Jase starts to frown at the 'check question' and then snorts as he realizes Faith is having him on. He shakes his head. "No address. No pictures. And the hair isn't that big a deal in my family." He shrugs, "Six generations New York Irish." He starts herding Faith back out of the Rookery, trying to hide his own relief that they seem to have made it without incident. He glances sideways at Faith after a few moments of walking and says, "You've got a good heart. Which is why you shouldn't come back over here, alone. Trust me. This isn't your world." His tone is flat, brusque even, with the 'tough guy New Yorker' cadences that transcend accent and head full on into 'attitude'. But his expression isn't as stoic and guarded as he probably thinks it is and there is a hint of genuine emotion there. Concern, guilt, something else perhaps.
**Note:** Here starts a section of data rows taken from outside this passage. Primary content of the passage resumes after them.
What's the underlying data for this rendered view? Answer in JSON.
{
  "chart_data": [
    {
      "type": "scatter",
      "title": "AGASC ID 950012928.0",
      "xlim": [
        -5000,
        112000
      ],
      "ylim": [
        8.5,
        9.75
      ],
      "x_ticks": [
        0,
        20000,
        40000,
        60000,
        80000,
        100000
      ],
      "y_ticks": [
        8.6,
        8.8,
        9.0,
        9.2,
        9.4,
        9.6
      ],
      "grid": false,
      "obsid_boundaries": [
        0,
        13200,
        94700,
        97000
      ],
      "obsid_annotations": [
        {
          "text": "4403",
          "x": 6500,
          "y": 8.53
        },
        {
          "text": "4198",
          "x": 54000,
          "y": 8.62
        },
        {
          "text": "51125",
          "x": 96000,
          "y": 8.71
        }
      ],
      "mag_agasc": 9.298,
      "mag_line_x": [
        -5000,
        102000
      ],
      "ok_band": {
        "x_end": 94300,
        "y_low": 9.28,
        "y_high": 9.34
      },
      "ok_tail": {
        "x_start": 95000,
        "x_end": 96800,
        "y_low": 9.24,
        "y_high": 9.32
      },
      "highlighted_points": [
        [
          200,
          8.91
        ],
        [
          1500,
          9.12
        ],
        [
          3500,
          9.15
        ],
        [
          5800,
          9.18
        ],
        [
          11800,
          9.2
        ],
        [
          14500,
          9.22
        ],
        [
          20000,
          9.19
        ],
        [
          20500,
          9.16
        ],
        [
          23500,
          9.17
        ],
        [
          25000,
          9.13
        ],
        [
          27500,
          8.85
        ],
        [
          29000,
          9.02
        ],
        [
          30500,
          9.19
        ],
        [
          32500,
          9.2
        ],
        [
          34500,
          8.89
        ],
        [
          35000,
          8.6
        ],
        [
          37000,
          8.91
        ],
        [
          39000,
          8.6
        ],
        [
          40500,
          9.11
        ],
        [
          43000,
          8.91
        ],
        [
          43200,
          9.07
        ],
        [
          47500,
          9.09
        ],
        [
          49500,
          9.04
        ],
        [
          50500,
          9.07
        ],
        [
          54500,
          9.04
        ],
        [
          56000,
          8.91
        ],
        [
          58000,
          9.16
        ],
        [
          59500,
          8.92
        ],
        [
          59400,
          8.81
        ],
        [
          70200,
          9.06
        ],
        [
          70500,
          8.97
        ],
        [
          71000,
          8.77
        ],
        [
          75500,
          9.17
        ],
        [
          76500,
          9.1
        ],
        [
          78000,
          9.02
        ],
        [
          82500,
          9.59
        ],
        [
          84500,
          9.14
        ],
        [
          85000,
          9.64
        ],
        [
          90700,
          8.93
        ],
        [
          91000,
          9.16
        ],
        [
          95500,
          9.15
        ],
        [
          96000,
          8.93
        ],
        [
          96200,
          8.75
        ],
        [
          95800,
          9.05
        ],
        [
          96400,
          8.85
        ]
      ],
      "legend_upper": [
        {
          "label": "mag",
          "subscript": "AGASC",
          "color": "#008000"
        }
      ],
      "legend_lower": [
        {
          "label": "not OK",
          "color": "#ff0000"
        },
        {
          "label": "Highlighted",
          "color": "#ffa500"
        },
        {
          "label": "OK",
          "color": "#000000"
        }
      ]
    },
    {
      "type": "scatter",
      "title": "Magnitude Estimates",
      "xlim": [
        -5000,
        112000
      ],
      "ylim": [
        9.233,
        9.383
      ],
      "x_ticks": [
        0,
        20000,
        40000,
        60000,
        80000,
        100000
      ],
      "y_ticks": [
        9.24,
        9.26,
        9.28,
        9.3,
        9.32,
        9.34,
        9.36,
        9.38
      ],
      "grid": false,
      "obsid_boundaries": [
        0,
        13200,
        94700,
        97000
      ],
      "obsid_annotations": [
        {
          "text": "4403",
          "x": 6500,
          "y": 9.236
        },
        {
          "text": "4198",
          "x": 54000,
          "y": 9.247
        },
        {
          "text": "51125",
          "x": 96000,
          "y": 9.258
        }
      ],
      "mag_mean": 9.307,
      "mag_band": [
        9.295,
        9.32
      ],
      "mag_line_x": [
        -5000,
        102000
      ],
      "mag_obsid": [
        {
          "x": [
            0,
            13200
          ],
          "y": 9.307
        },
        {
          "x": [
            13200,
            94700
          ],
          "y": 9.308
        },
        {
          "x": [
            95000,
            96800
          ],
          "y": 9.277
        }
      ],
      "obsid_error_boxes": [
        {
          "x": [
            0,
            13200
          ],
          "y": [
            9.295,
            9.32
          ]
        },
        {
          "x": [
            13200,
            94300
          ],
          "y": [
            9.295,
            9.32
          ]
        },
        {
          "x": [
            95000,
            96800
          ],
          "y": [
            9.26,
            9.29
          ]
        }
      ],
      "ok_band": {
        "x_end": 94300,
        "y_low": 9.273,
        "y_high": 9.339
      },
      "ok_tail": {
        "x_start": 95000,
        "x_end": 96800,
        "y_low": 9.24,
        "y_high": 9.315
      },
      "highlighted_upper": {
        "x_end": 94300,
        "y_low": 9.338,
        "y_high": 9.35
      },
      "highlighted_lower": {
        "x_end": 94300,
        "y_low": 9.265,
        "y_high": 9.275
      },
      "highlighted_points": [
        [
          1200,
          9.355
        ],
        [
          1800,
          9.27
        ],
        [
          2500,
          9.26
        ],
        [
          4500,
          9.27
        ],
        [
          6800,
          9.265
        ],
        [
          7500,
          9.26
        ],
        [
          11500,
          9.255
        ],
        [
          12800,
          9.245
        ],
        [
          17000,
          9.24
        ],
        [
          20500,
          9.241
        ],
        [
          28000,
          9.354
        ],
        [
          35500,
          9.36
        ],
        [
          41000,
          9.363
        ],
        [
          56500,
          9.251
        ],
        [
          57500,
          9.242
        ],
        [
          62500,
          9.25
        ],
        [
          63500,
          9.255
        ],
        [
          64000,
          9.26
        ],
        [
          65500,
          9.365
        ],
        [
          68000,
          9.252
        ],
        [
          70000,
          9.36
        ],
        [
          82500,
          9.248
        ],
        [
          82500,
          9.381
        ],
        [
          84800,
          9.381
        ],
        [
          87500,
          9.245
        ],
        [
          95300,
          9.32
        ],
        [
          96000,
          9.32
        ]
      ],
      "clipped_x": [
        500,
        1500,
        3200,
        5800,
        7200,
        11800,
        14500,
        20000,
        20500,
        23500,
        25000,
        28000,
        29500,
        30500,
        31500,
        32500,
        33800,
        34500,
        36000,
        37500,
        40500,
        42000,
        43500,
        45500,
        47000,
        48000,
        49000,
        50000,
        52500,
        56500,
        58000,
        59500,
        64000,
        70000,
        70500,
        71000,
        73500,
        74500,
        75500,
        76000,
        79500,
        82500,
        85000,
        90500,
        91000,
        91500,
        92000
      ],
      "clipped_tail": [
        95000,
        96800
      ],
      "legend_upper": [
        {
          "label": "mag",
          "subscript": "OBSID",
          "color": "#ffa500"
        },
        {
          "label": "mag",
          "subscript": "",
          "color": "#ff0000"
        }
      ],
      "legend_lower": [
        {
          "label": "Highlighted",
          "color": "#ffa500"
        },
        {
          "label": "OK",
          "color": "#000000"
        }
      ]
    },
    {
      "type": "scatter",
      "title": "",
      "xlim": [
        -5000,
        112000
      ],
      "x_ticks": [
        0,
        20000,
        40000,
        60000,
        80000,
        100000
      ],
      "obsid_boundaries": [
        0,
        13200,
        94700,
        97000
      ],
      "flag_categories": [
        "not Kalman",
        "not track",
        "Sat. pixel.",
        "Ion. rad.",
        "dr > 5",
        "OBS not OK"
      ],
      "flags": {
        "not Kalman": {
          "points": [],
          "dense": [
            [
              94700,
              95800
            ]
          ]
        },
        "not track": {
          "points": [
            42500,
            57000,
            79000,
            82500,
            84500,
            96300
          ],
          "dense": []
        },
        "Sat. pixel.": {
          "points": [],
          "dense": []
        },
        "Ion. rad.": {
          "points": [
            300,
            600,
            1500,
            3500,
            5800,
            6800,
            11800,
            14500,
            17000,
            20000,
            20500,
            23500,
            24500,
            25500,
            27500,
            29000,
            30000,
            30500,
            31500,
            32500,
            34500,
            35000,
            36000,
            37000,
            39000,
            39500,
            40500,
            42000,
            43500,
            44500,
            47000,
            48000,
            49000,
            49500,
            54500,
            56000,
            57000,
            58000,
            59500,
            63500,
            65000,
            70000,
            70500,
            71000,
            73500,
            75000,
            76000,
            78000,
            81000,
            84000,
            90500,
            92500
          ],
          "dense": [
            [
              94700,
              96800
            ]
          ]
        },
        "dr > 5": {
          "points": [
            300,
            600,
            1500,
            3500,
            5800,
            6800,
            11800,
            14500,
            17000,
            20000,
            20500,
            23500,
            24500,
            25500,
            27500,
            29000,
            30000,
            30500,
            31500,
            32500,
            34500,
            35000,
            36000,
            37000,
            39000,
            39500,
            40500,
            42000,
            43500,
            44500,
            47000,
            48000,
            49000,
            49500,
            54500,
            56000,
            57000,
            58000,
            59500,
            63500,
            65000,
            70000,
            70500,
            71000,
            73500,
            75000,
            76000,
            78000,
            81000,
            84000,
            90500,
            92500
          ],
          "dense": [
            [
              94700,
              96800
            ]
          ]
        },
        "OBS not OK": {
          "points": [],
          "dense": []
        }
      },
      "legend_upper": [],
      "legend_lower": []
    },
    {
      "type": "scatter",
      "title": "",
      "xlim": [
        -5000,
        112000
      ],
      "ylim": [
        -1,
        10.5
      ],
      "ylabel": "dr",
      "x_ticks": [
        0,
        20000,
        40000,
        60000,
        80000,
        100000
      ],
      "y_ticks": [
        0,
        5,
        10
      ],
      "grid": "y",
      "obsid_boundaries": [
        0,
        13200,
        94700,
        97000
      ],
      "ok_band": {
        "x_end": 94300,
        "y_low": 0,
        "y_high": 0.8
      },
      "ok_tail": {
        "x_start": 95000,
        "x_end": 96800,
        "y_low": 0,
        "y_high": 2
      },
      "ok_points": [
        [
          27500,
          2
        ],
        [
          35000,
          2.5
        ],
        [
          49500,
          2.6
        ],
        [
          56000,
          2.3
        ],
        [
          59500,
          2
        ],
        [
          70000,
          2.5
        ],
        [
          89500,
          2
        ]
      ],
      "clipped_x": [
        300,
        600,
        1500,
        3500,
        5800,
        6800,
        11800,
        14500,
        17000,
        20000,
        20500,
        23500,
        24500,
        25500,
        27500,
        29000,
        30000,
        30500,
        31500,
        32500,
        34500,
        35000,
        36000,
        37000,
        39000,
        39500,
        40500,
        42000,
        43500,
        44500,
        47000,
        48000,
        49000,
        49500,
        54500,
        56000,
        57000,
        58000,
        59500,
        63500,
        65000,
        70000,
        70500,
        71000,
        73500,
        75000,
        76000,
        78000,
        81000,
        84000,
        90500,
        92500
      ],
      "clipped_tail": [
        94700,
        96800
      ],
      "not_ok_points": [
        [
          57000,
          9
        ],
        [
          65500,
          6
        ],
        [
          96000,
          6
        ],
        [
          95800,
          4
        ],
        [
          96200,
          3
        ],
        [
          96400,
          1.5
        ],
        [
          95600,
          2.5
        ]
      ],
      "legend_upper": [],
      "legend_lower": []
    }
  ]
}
"I'm Irish too, but we skipped the red hair, my sister and me," she says with a chuckle. "My dad's a redhead though. Last name's Kelly," she says, noticing his nervousness, which finally rubs off on her. As they make their way out of the infamous neighborhood and toward the park where Chicago Air hands out soup, she relaxes a bit. "Well. I probably got everything I need for now. I'll only come out if there's a story, something I need to cover."

Once at the park, she gestures to one of the trucks. "Free soup if you want it." She goes to one of the drivers, who retrieves her bag for her. She reaches in and pulls out a few bills, then returns to Jase. "Here. And here's my card, if you ever need press. I know that's not likely, but you know. In case." The money turns out to be $125.

Jase walks with Faith and in return to her last name, reflexively says, "Hayes." He winces faintly and scowls at himself after doing so and there are long minutes that go by before he talks again, when they reach the trucks. "No, I fed myself today. Or I will with this." He takes the cash, counting it and his eyebrows go up at the tip. He frowns, pride obviously warring with common sense and then common sense wins. He shrugs and sticks it in his jeans pocket, along with the card. "Hey, if I need the press, it will probably be because some cops beat the crap out of me. And that isn't newsworthy these days." He takes a step back. "Nice meeting you. Good luck with that whole photographer thing." He seems statutorily incapable of making that sound less than sarcastic, but his expression is neutral. And with that he turns and heads back out and away from the more civilized world to someplace he feels more comfortable.